Angel-A’nınki, aşka dönüşen bir görev...

Cezayir kökenli başarısız dolandırıcı André’ye yardım etmesi, ikinci bir şans vermesi için gönderilen melek Angel-A, Paris’te tenha bir yaz gecesinde onu adım adım hayatının anlamına sürükler. Hafif kaçık, biraz sert tabiatlı, upuzun bacaklı, dünya dışı güzelliğiyle Angel-A, André’yi yakasından tuttuğu gibi sürükler siyah-beyaz bir Paris gecesinin içine.

André geceyarısına kadar mafya reisi Franck’a borcunu ödemezse öldürülecektir. Zaten şehrin yarısına borcu vardır. Peşinde Franck’ın adamları, önce çekilişle kazandığı Amerikan vatandaşlığını kullanarak Amerikan Konsolosluğu’na sığınmayı, sonra polislere saldırıp kendisini hapse attırmayı dener... Başarısızlığı yine yakasını bırakmaz.

Kayıp ruhuyla Tanrıya yakarır, cevap alamaz. (Daha doğrusu o öyle sanmaktadır.) Sonunda kendisini bir köprüden atmaya karar verir. Bunun için seçtiği köprü Seine Nehri’nin üzerindeki görkemli Alexandre-III Köprüsü’dür. (Köprü sütunlarının üzerindeki görkemli melek heykellerinin de bu seçimde etkisi vardır belki...) Köprüde uzun boylu, çok güzel bir kadın görür André, belli ki kendini sulara bırakmak üzeredir ve bırakır da... André düşünmeden arkasından atlar ve kurtarır onu. Angel-A, André’yi hayatının sorumluluğunu sırtına yükleyerek kurtarır. Birlikte Paris gecesine doğru yola çıkarlar.

Gizemli güzelliği, upuzun bacaklarıyla savurduğu uçan tekmeleri, baştan çıkarıcılığı, sürekli tüttürdüğü sigaralarıyla Angel-A, bir gecede André’nin bütün dünyevi sorunlarını çözer. Görevini tamamlamıştır, gitmesi gerekmektedir, çağrılmaktadır. Ama üstesinden gelemediği bir şey kalmıştır: Aşk.

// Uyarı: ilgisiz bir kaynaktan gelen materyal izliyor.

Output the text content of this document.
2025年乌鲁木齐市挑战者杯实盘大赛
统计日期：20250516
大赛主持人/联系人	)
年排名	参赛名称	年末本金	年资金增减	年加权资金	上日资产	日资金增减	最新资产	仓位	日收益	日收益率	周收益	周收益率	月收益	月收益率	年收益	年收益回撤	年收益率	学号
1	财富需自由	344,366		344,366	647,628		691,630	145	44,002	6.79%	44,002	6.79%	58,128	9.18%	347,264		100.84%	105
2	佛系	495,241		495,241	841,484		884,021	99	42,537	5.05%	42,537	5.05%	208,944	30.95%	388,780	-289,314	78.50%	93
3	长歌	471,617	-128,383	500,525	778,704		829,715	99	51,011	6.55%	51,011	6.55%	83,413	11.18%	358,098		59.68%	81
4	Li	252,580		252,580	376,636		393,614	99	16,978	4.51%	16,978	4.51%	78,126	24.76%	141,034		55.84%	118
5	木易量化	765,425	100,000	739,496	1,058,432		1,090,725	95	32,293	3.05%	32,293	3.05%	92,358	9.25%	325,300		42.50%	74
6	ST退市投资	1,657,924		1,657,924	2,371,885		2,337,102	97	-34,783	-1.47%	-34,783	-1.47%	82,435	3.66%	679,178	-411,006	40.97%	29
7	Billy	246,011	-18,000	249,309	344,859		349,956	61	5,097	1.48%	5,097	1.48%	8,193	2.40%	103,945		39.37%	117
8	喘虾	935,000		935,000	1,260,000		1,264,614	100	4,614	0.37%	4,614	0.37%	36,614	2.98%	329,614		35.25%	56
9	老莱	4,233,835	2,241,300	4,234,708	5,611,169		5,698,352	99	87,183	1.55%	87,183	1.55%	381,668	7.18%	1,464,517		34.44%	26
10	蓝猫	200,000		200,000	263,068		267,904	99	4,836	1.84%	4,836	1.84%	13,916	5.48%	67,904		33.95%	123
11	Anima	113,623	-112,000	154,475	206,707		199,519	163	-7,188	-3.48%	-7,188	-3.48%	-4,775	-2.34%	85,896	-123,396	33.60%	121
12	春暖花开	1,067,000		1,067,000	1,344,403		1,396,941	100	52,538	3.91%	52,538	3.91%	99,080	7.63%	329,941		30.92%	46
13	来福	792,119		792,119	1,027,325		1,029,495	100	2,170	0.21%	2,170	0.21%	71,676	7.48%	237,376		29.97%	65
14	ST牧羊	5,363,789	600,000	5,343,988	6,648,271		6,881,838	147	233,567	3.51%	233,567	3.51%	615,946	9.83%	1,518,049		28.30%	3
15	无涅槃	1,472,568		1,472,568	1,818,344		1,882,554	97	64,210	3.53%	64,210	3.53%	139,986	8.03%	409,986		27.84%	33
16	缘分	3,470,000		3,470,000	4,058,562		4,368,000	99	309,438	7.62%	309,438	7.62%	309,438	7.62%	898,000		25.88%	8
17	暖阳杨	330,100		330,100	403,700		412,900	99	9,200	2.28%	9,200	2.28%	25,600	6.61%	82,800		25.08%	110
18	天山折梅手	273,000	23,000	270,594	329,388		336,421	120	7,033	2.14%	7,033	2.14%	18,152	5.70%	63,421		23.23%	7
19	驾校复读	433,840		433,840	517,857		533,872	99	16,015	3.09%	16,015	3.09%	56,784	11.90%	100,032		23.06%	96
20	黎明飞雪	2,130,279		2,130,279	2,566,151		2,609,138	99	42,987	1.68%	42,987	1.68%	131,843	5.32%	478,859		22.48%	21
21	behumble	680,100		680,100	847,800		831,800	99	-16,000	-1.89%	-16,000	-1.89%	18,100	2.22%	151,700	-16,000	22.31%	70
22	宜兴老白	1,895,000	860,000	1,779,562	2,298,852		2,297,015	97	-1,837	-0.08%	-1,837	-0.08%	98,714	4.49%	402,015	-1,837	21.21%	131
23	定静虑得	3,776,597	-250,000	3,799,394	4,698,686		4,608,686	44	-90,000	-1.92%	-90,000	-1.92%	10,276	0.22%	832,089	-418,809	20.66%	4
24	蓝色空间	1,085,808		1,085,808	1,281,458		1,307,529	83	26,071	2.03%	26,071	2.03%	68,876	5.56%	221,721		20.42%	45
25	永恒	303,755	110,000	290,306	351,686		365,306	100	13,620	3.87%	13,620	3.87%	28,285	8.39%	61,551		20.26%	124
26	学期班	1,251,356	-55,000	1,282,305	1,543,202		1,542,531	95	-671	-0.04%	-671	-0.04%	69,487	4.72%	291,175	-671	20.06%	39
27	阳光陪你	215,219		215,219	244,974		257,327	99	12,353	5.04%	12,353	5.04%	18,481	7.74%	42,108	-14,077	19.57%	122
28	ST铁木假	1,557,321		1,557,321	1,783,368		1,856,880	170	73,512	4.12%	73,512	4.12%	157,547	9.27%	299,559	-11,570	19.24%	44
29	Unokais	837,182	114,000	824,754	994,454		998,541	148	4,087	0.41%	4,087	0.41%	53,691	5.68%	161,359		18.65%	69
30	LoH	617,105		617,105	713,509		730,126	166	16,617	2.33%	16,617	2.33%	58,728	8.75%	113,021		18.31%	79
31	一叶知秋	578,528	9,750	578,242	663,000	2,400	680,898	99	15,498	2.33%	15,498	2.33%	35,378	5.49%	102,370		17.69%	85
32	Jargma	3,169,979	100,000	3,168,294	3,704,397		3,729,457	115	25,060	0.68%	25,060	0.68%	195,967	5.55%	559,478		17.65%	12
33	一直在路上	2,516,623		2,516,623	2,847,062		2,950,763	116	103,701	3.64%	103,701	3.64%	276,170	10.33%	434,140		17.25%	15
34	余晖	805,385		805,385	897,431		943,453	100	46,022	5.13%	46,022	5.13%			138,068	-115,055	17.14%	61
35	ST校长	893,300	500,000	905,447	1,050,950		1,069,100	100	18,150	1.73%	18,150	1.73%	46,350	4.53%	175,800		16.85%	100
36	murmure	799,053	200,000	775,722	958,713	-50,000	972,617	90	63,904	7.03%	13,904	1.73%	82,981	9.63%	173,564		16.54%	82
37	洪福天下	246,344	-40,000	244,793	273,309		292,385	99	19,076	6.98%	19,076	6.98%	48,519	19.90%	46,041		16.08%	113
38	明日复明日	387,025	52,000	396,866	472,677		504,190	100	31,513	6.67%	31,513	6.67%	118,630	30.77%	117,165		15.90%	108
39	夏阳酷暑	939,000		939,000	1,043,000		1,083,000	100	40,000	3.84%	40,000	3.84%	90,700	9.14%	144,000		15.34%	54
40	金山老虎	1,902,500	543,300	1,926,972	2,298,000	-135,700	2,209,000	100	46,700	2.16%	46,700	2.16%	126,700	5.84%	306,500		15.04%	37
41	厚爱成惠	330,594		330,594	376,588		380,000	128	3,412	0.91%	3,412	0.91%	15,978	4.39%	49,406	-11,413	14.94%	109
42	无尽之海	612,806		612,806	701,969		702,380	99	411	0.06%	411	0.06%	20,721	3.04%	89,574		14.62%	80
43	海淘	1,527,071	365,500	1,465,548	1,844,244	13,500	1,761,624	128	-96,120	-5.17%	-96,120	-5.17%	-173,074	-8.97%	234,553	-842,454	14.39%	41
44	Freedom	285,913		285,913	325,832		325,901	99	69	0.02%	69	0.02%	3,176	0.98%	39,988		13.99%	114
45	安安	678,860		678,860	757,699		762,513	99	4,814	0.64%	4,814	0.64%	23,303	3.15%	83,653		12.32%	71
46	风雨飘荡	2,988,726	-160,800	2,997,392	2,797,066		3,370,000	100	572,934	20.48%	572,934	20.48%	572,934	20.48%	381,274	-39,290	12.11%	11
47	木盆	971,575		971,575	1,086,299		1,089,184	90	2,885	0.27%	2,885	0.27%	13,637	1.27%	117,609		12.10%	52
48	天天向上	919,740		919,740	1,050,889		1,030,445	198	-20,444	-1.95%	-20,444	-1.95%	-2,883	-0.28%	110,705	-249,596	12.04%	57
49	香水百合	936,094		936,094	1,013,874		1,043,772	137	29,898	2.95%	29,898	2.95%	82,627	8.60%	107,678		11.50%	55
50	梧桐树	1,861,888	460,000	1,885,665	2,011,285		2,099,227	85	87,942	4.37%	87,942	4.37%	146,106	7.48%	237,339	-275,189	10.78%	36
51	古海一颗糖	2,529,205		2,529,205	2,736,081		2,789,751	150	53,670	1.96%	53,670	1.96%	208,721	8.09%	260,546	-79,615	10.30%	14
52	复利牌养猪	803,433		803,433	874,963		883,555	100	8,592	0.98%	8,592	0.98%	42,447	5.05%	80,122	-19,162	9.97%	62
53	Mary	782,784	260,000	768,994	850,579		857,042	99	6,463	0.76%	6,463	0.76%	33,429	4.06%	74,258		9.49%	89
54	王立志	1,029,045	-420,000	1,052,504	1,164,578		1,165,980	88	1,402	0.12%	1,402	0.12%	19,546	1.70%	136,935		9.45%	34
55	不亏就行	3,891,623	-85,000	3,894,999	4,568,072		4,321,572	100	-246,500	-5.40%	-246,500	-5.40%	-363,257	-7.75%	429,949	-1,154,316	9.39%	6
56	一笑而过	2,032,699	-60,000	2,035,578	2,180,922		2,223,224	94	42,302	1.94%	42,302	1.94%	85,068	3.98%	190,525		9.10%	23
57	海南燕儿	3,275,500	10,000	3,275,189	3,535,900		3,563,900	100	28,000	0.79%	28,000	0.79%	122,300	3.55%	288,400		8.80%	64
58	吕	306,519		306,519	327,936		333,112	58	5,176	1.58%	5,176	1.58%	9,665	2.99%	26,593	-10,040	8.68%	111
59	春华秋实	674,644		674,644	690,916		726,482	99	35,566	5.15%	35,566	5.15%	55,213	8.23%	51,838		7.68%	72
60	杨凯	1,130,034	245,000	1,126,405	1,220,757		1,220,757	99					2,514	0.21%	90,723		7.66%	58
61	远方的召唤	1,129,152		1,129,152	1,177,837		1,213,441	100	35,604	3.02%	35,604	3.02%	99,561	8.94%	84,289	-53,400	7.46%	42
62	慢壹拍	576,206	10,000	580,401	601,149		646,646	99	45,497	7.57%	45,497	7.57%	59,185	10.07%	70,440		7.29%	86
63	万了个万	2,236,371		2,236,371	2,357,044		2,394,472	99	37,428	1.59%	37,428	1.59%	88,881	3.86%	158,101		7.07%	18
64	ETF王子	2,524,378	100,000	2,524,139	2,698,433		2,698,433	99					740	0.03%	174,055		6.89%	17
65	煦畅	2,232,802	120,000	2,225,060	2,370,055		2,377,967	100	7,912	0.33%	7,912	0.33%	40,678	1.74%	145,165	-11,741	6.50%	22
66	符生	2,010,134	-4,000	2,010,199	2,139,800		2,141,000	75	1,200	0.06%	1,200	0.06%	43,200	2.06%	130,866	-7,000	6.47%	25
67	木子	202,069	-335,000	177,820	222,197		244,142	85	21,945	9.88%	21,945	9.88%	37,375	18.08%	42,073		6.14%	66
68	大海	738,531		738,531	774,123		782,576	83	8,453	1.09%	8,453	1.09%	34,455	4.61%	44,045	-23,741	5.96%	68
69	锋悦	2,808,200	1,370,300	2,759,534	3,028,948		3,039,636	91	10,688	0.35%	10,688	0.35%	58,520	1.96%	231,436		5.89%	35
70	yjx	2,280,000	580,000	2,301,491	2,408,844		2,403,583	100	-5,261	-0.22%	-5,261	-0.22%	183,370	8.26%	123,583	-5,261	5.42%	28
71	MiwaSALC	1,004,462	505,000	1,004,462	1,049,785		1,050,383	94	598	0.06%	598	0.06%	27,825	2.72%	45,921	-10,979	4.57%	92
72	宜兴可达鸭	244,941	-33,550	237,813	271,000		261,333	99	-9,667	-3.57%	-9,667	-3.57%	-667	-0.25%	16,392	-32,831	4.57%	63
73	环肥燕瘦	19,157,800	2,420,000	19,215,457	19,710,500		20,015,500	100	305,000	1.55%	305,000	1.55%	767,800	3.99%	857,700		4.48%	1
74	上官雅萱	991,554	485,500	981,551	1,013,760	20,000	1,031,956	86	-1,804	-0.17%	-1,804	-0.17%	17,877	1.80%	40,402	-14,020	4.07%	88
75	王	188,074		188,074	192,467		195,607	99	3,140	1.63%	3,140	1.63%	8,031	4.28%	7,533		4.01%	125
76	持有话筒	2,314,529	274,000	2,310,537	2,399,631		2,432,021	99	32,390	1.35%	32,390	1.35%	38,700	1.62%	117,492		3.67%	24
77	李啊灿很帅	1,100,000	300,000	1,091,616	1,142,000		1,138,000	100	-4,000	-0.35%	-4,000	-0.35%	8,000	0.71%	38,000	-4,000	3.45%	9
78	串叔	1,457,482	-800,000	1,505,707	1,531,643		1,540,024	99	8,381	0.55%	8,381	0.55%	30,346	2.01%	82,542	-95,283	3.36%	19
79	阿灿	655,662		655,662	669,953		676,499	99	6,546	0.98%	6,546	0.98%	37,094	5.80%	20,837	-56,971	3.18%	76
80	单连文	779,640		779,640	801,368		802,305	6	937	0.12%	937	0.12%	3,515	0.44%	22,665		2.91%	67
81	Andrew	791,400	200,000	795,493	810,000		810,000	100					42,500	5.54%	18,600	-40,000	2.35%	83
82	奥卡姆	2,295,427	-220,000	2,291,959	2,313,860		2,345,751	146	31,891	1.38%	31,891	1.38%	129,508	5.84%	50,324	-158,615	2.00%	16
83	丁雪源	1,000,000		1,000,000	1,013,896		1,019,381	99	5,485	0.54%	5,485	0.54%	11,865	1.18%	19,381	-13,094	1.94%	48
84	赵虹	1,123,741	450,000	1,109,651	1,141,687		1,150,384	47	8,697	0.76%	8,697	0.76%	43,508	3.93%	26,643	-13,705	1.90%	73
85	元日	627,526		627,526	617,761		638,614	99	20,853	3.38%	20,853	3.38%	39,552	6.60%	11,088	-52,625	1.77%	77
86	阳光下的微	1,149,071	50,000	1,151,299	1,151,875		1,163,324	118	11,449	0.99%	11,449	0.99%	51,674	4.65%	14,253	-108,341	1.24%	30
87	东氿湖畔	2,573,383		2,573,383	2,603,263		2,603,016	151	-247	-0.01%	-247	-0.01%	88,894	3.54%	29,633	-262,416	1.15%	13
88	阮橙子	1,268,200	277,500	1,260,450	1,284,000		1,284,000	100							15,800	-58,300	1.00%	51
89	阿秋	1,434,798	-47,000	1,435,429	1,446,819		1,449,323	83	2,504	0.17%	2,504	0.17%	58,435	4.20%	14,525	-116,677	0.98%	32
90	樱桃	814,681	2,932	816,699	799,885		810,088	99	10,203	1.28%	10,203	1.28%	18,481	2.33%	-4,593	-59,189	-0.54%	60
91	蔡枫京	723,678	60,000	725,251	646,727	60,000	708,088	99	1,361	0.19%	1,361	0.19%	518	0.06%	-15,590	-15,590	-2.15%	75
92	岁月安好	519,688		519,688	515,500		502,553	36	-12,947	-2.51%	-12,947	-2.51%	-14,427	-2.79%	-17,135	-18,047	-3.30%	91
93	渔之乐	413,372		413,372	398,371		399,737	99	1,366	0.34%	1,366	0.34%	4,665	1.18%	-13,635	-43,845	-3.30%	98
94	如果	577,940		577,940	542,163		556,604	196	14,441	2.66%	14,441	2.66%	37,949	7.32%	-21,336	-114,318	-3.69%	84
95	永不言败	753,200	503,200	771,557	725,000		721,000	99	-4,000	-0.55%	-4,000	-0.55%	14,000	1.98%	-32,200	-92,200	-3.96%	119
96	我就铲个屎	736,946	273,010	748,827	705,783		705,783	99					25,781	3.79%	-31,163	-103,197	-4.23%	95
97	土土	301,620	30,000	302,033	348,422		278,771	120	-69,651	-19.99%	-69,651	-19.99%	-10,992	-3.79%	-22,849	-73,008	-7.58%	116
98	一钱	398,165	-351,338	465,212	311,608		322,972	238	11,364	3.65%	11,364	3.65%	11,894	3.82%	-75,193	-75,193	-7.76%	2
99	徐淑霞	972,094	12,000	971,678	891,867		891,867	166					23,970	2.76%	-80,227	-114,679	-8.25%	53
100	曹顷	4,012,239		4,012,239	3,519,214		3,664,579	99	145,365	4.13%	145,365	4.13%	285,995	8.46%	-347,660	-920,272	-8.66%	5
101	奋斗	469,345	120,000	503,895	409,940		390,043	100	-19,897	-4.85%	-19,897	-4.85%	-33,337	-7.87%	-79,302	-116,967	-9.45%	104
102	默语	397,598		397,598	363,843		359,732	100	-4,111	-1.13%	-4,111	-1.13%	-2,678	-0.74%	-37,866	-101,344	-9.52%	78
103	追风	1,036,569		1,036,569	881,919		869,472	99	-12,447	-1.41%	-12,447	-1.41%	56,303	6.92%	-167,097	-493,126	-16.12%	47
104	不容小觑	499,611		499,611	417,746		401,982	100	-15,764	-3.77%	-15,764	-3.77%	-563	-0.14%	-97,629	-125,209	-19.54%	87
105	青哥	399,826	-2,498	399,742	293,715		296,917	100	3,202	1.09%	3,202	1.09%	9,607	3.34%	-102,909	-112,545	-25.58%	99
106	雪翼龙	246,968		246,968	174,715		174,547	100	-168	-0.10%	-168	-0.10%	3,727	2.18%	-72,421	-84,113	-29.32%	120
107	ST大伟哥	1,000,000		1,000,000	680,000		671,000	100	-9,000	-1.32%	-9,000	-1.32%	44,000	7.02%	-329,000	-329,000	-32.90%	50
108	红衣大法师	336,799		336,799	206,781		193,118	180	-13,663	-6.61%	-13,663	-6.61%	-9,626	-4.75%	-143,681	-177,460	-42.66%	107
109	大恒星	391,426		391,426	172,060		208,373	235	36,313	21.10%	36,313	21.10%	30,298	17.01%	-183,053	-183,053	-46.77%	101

Ufak tefek, çelimsiz, çirkin, başarısız André, göksel güzelliği baştan çıkarmayı başarmıştır! Köprüden göğe ağan Angel-A, aşkının ağırlığını kaldıramaz kanatlarıyla. Seine Nehri onları bir kez daha kabul eder. Angel-A aşkın bedelini kanatlarıyla ödemiştir. Bir sigara daha yakar. Ve dünyaya doğru yola çıkarlar. Mutlu son!

Oyuncular çok iyi seçilmiş. André rolünde Jamel Debbouze harika bir oyunculuk sergiliyor. Bu aktör giderek daha çok dikkat çekiyor. (Benim dikkatimi Amelie’deki naif oyunculuğuyla çekmişti). Rie Rasmussen de çok yerinde bir seçim. Bir kere muhteşem güzel ve bu güzellik dünya dışı bir görüntü veriyor ona. O sıradışı bir top model. Onun tarzındaki modellerde moda dünyasından gelen bir gerçekdışılık var. Kusursuz güzelliğin meleklere yakıştığı açık... (Aynı zamanda Rasmussen bir fotoğrafçı ve yönetmen, kısa filmleri de var, oynadığı son filmi ise kendisi yönetmiş: Human Zoo...)

Angel-A’nın top model görüntüsü ve tavırları önce insanı biraz rahatsız ediyor, ama sonra, filmin içine girdikçe her şey oturuyor yerine. Hafif uçuk bir hava, dengesiz ama kafa karıştırıcı bir ruh hali, oyuncu bir şımarıklık, çekici, elegan bir stil... Bunlar top modellere olduğu kadar meleklere de yakışıyor.

Luc Besson, bu filmle bir şiir yazmış. Bir meleğin aşka düşüşünün şiiri. Siyah-beyaz bir sinema şiiri.

Yönetmen: Luc Besson

Yapım: Fransa, 2005

Oyuncular: Jamel Debbouze – André, Rie Rasmussen – Angel-A, Gilbert Melki – Franck, Serge Riaboukine – Pedro, Akim Chir – Çete lideri, Eric Balliet – Franck’ın koruması

Görüntü Yönetmeni : Thierry Arbogast
Müzik : Anja Garbarek

http://www.imdb.com/title/tt0473753/

29 Ağustos 2009 Cumartesi

merhaba

Bu ilk blog yazım. Ani bir cesaretle geldim buraya. İki yıldır bu anı düşlüyordum. Ama çekiniyordum işte. Friendfeed sağolsun! O kadar blog yazarının, sinema tutkununun içinde, niye olmasın ki, dedim. Onlar da bir yerden başlamadılar mı? Ve evet, işte karşınızdayım...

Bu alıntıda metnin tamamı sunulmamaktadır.